Frank Thoughts: The Power of the Cloud
Frank Boland
March 09, 2011

Imagine building a house knowing that if you wanted electricity, you would also have to build your own electrical power plant!  The amount of additional knowledge you would need is … unfathomable.   The additional expense would be … incomprehensible.  But that is what corporations have been doing for decades in their migration to new technology.  That is … until the “Cloud” came along.  A Cloud made possible by the development of the Internet.

      Far better, we could all agree, is to have someone build a central power plant and charge you only when you turn on the switch … just like an electric utility.   And that is exactly what the eleven-year-old industry known as Cloud Computing is about.  The massive cost of infrastructure is born by the individual provider.  Their service flows over the Internet.  It is software-as-a-service (SaaS).  And just like your local electrical utility, thousands of customers pay for their software use only as needed.   

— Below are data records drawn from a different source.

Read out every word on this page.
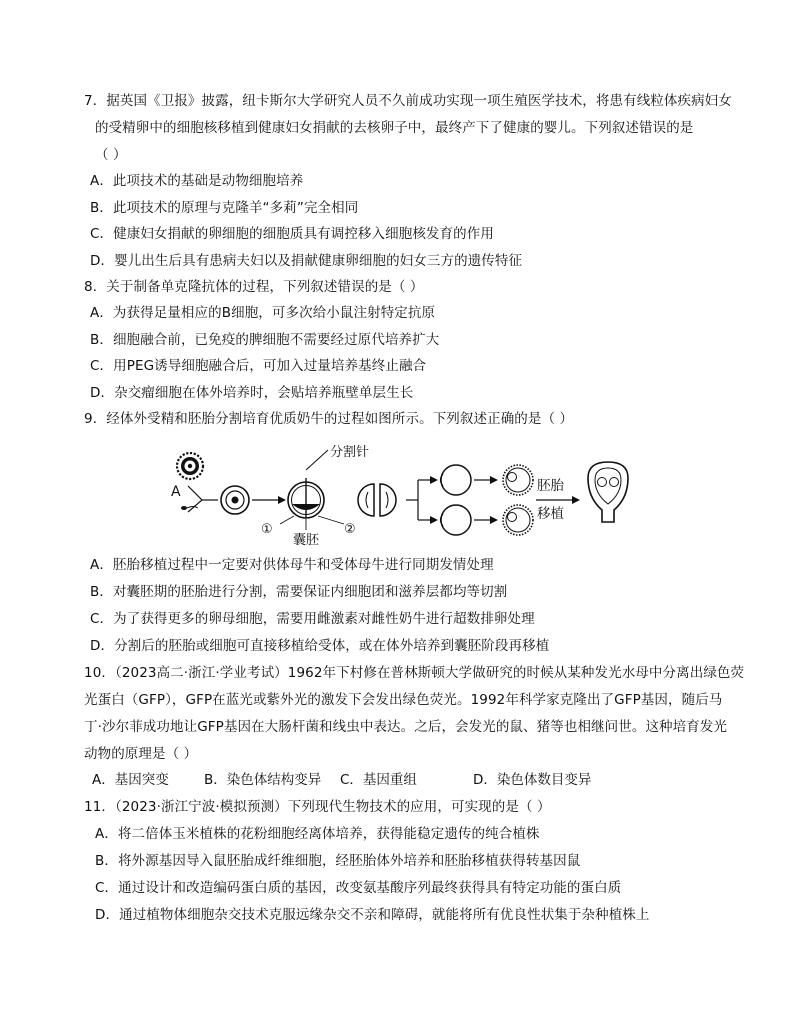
7．据英国《卫报》披露，纽卡斯尔大学研究人员不久前成功实现一项生殖医学技术，将患有线粒体疾病妇女
的受精卵中的细胞核移植到健康妇女捐献的去核卵子中，最终产下了健康的婴儿。下列叙述错误的是
（ ）
A．此项技术的基础是动物细胞培养
B．此项技术的原理与克隆羊“多莉”完全相同
C．健康妇女捐献的卵细胞的细胞质具有调控移入细胞核发育的作用
D．婴儿出生后具有患病夫妇以及捐献健康卵细胞的妇女三方的遗传特征
8．关于制备单克隆抗体的过程，下列叙述错误的是（ ）
A．为获得足量相应的B细胞，可多次给小鼠注射特定抗原
B．细胞融合前，已免疫的脾细胞不需要经过原代培养扩大
C．用PEG诱导细胞融合后，可加入过量培养基终止融合
D．杂交瘤细胞在体外培养时，会贴培养瓶壁单层生长
9．经体外受精和胚胎分割培育优质奶牛的过程如图所示。下列叙述正确的是（ ）
A
分割针
①	②
囊胚
胚胎
移植
A．胚胎移植过程中一定要对供体母牛和受体母牛进行同期发情处理
B．对囊胚期的胚胎进行分割，需要保证内细胞团和滋养层都均等切割
C．为了获得更多的卵母细胞，需要用雌激素对雌性奶牛进行超数排卵处理
D．分割后的胚胎或细胞可直接移植给受体，或在体外培养到囊胚阶段再移植
10．（2023高二·浙江·学业考试）1962年下村修在普林斯顿大学做研究的时候从某种发光水母中分离出绿色荧
光蛋白（GFP），GFP在蓝光或紫外光的激发下会发出绿色荧光。1992年科学家克隆出了GFP基因，随后马
丁·沙尔菲成功地让GFP基因在大肠杆菌和线虫中表达。之后，会发光的鼠、猪等也相继问世。这种培育发光
动物的原理是（ ）
A．基因突变	B．染色体结构变异 C．基因重组	D．染色体数目变异
11．（2023·浙江宁波·模拟预测）下列现代生物技术的应用，可实现的是（ ）
A．将二倍体玉米植株的花粉细胞经离体培养，获得能稳定遗传的纯合植株
B．将外源基因导入鼠胚胎成纤维细胞，经胚胎体外培养和胚胎移植获得转基因鼠
C．通过设计和改造编码蛋白质的基因，改变氨基酸序列最终获得具有特定功能的蛋白质
D．通过植物体细胞杂交技术克服远缘杂交不亲和障碍，就能将所有优良性状集于杂种植株上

      The Harvard economist, Joseph Schumpeter, once described capitalism as the process of “creative destruction.” There is no better example of this than in the rapid growth of Cloud Computing.  Software is the actual “brain” of technology.  Hardware is the necessary, but expensive, infrastructure that runs the software.  And then, of course, there are technical personnel needed for support … which can run from hundreds to thousands of people depending on the size of the organization.  All of which is very expensive.  Especially relative to the time actually needed when you … turn on the switch!

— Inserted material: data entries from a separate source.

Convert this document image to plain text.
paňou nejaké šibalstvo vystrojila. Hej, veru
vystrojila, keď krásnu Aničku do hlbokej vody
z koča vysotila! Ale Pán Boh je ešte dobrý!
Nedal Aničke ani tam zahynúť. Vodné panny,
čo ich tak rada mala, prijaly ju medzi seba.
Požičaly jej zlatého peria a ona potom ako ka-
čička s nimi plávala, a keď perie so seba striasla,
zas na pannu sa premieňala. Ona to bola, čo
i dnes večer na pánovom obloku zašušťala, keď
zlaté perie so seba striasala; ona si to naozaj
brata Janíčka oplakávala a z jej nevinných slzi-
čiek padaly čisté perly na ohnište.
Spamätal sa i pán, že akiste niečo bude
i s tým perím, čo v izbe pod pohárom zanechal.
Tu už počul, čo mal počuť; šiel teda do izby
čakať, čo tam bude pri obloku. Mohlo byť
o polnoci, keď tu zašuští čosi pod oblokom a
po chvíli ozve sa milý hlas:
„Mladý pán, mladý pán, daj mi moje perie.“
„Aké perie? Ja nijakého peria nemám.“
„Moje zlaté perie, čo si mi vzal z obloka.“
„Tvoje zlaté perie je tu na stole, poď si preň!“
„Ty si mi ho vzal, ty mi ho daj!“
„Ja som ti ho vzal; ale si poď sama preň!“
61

      As you may know, we had a sell on the technology sector in August of 2000.  Over 11 years later Microsoft then $70 is now $26; Cisco Systems then $63 is now $18; Dell then $44 is now $15; Hewlett-Packard then $108 is now $42; and Intel then $129 is now $21!  All are still regarded by the investment community as “blue chips;” and all have been in a secular decline for the past 11 years.   By and large, these companies sell the infrastructure necessary to build new “electrical power plants.” 

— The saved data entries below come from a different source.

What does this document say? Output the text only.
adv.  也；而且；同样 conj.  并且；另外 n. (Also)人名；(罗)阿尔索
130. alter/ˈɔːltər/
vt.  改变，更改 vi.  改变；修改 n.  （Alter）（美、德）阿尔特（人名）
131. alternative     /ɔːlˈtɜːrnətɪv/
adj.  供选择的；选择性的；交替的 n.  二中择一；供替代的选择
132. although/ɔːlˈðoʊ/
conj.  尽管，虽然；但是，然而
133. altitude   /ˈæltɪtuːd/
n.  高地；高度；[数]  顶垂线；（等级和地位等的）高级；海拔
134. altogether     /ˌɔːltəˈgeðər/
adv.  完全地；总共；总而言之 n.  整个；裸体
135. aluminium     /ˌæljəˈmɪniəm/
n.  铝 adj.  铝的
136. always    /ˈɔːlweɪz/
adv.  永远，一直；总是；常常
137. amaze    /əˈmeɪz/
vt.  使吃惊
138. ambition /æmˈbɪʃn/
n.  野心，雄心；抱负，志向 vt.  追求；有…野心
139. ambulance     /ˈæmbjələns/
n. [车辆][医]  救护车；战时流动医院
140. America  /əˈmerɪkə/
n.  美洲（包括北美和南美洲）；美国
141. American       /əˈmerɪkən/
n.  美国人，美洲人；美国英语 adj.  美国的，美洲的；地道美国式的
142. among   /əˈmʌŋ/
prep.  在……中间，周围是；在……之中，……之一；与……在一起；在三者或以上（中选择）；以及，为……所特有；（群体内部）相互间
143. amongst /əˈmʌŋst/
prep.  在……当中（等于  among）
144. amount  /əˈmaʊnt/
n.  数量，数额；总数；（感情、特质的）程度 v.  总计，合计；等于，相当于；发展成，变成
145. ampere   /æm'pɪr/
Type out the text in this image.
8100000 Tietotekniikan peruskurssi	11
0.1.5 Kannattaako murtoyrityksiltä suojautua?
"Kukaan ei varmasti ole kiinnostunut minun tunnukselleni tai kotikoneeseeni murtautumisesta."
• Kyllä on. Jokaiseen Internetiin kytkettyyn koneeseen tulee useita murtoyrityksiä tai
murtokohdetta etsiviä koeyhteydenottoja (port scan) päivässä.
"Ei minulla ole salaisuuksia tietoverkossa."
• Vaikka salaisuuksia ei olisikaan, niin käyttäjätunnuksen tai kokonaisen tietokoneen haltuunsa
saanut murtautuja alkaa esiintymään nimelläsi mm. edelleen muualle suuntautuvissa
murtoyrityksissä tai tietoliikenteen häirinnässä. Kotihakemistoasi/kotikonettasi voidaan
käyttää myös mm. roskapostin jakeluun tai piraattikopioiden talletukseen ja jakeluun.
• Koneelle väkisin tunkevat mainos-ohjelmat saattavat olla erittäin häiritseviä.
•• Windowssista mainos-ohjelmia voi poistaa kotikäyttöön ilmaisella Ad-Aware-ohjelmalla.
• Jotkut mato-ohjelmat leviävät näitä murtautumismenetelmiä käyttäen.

      What you may not know is how prescient the stock market can be over a period of time.  In 1904 the relative price strength of railroad industry stocks peaked -much like the above technology stocks- and began a 21-year decline.  However, it was not until 1925 that the railroads’ actual physical traffic started to decline.  But in 1904 construction had begun on the Panama Canal … which would eventually reduce the very profitable transcontinental traffic the industry had enjoyed.  New competition had emerged. The development of Cloud Computing may prove to be this century’s equilvant of a new metaphysical Panama Canal.